Com uma carreira consolidada e um apartamento recém-comprado em Londres, parecia que a única preocupação de Anna Lyndsey seria a manutenção de seu padrão de vida. No entanto, o que começou como um desconforto diante da tela do computador revelou-se uma grave sensibilidade a qualquer fonte de luz. Em pouco tempo, trabalhar tornou-se inviável, e mesmo atividades corriqueiras passaram a causar dores lancinantes. Conforme os sintomas foram se agravando, ela precisou abrir mão da casa, da independência e de qualquer possibilidade de planos futuros.

Com seu contato com o mundo externo restrito à família, ao marido e às raras visitas, ela aprende a valorizar cada segundo de remissão da sua sensibilidade, admirando a natureza, a rotina e até as tarefas domésticas de uma perspectiva completamente nova.

25/12/2017


Na primavera de 2005, Anna Lyndsey começou a notar a pele em seu rosto queimando enquanto se sentava na frente do computador. “Queima como o pior tipo de queimadura solar.

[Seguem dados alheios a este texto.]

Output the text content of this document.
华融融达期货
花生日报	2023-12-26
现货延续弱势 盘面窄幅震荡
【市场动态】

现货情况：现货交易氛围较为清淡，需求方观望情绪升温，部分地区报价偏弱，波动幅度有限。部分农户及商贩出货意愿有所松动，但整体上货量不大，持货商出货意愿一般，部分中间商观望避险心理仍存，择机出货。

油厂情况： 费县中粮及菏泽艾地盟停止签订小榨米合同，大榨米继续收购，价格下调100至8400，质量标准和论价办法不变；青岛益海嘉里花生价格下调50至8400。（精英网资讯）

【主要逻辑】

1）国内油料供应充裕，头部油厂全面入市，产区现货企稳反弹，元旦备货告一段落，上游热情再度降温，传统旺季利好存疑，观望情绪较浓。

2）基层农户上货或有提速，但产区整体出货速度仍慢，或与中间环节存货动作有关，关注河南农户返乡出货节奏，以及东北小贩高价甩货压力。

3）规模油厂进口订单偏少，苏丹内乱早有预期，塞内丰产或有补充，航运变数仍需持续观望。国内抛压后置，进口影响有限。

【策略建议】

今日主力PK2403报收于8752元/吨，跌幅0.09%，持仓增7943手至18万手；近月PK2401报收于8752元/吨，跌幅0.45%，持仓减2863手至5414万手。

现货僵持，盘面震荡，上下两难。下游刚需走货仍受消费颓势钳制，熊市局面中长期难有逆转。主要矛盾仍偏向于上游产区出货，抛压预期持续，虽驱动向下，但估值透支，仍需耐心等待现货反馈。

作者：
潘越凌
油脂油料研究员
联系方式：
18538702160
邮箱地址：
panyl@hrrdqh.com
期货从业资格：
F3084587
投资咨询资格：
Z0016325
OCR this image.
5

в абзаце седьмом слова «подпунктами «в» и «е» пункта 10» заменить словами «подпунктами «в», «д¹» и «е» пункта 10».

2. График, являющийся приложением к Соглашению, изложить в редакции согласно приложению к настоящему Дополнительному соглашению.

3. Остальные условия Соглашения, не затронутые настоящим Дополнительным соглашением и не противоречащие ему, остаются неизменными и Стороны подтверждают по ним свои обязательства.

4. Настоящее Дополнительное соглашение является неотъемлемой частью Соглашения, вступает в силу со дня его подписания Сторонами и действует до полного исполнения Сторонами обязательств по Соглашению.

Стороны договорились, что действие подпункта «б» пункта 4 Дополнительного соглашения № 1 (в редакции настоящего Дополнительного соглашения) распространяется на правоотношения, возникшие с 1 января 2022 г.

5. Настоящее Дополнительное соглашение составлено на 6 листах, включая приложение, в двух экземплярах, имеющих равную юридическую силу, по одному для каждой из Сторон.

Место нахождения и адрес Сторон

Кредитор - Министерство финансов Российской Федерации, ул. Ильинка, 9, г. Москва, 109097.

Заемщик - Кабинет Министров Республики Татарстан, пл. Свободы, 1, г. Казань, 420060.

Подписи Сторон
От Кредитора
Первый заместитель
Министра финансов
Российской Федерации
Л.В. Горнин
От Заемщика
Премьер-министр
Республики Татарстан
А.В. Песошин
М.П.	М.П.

Queima como se alguém estivesse segurando um lança-chamas na minha cabeça. Temendo que estivesse ficando alérgica à luz da tela do computador e desesperada por não perder o emprego como funcionária pública, montou um ventilador em sua mesa; não ajudou. Ela tirou licença médica e saiu de férias para tentar desestressar e se recuperar. Mas as coisas só pioraram: em um barco perto das remotas Ilhas Farne , a quilômetros de qualquer computador, seu rosto começou a queimar novamente. Ela chegou à conclusão devastadora de que havia desenvolvido uma alergia severa à luz do sol.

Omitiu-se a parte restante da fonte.